Joris Laarman Lab, Designer

Die Design-Pioniere, die mit ihren Arbeiten regelmäßig in den größten Kunstmuseen der Welt vertreten sind, sehen sich selbst als Wegbereiter einer neuen Form des handwerklichen Arbeitens. „Handwerk sollte nicht als etwas Nostalgisches gesehen werden, sondern als etwas, das sich stets weiterentwickelt. Etwas, das durch den Einsatz von High-Tech-Werkzeugen wieder einen zentralen Stellenwert in unserer Gesellschaft einnehmen wird“, erklären die Designer ihr Selbstverständnis.

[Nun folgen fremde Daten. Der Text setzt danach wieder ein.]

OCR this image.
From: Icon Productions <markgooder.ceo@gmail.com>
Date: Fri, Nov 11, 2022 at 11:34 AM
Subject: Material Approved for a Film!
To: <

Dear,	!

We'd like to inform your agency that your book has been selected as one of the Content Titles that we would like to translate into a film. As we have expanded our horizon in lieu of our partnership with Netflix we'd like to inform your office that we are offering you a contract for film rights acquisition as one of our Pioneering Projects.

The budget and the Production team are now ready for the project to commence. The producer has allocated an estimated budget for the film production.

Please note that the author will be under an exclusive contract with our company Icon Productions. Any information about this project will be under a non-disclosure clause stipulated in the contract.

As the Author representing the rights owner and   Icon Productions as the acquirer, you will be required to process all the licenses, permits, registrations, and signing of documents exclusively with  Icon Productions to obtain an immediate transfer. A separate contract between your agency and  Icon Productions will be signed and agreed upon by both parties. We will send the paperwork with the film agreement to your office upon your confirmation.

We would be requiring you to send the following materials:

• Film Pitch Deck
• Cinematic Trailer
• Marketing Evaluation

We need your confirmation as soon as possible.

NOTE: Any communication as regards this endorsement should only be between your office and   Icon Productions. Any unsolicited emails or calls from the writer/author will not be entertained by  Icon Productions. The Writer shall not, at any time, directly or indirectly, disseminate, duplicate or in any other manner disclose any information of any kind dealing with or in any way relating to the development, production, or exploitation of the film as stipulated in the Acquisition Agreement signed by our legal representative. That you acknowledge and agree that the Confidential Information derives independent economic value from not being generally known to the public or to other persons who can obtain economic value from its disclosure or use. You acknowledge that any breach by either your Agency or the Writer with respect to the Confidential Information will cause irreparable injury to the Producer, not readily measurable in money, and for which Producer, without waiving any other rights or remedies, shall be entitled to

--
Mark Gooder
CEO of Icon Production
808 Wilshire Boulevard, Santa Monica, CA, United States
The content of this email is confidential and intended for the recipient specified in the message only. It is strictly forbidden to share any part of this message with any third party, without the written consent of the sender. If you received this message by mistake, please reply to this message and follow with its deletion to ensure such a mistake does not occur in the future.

Innovatives Brückenbau-Kollektiv

Für die Amsterdamer Stahlbrücke und künftige digitale Bauprojekte haben sich die High-Tech-Designer mit einem Pool an Experten zusammengeschlossen, von Roboter-Spezialisten und Metallverarbeitern bis hin zu Schweißern. Als Robotik-Firma MX3D statten sie typische Industrie-Roboter mit speziell angefertigten Werkzeugen aus und entwickeln die dafür nötige Steuerungssoftware. „Diese einzigartige Herangehensweise erlaubt es uns, stabile, komplexe und feingliedrige Strukturen aus Metall zu drucken“, so Joris Laarman.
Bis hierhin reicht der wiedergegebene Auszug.